There's a fear that using AI makes brands sound like everyone else. It can — if you let it run the show. Used well, AI is leverage: it removes the slow, repetitive work so the human parts (taste, judgment, point of view) get more of your attention, not less.
Where AI genuinely helps
- Speed — first drafts of copy, content, and concepts in minutes.
- Volume — keeping a blog, newsletter, and socials consistently fed.
- Exploration — testing more directions before committing.
- Systems — automations for the operational busywork.

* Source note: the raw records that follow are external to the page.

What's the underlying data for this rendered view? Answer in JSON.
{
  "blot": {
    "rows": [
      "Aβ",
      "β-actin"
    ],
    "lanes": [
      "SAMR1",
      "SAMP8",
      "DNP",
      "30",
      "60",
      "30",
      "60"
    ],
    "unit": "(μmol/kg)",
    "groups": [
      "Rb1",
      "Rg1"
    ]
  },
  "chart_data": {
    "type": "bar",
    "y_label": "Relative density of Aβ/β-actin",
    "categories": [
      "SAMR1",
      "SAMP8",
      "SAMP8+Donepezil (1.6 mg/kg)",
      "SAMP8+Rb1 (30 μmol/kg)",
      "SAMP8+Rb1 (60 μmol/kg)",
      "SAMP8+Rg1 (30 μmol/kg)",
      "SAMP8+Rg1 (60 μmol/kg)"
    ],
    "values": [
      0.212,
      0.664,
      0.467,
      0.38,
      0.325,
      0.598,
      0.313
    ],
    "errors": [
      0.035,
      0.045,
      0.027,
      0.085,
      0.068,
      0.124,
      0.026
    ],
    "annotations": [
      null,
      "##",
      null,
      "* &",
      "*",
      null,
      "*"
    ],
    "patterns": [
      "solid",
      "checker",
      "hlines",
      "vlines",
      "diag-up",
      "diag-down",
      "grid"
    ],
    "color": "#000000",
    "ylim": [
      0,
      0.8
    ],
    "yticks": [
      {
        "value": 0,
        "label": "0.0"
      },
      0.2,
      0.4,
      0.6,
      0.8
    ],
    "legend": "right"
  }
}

Where humans stay in charge
Strategy, voice, and the final call. AI gives you raw material; you bring the editorial eye that makes it sound like you and no one else.
How to keep your soul
- Feed AI your real voice — examples, do's and don'ts — so outputs match your brand, not the internet's average.
- Always edit. The 20% you change is what makes it yours.
- Use AI for the scaffolding; reserve the message and the taste for people.
The takeaway
The brands that win the next few years won't be the ones that avoid AI or the ones that surrender to it — they'll be the ones that pair its speed with a clear, human point of view.
That's exactly how I work. Let's build something worth remembering.
Frequently asked questions
Will AI make my brand sound generic?
Only if you publish raw output. Feed it your voice and edit every draft, and AI amplifies your distinctiveness instead of flattening it.
What should I never hand fully to AI?
Core strategy, brand voice decisions, and final approval. Use AI for drafts and speed; keep judgment human.
How do I make AI match my brand voice?
Give it examples of your best writing plus clear do's and don'ts, and ask it to mirror that style every time.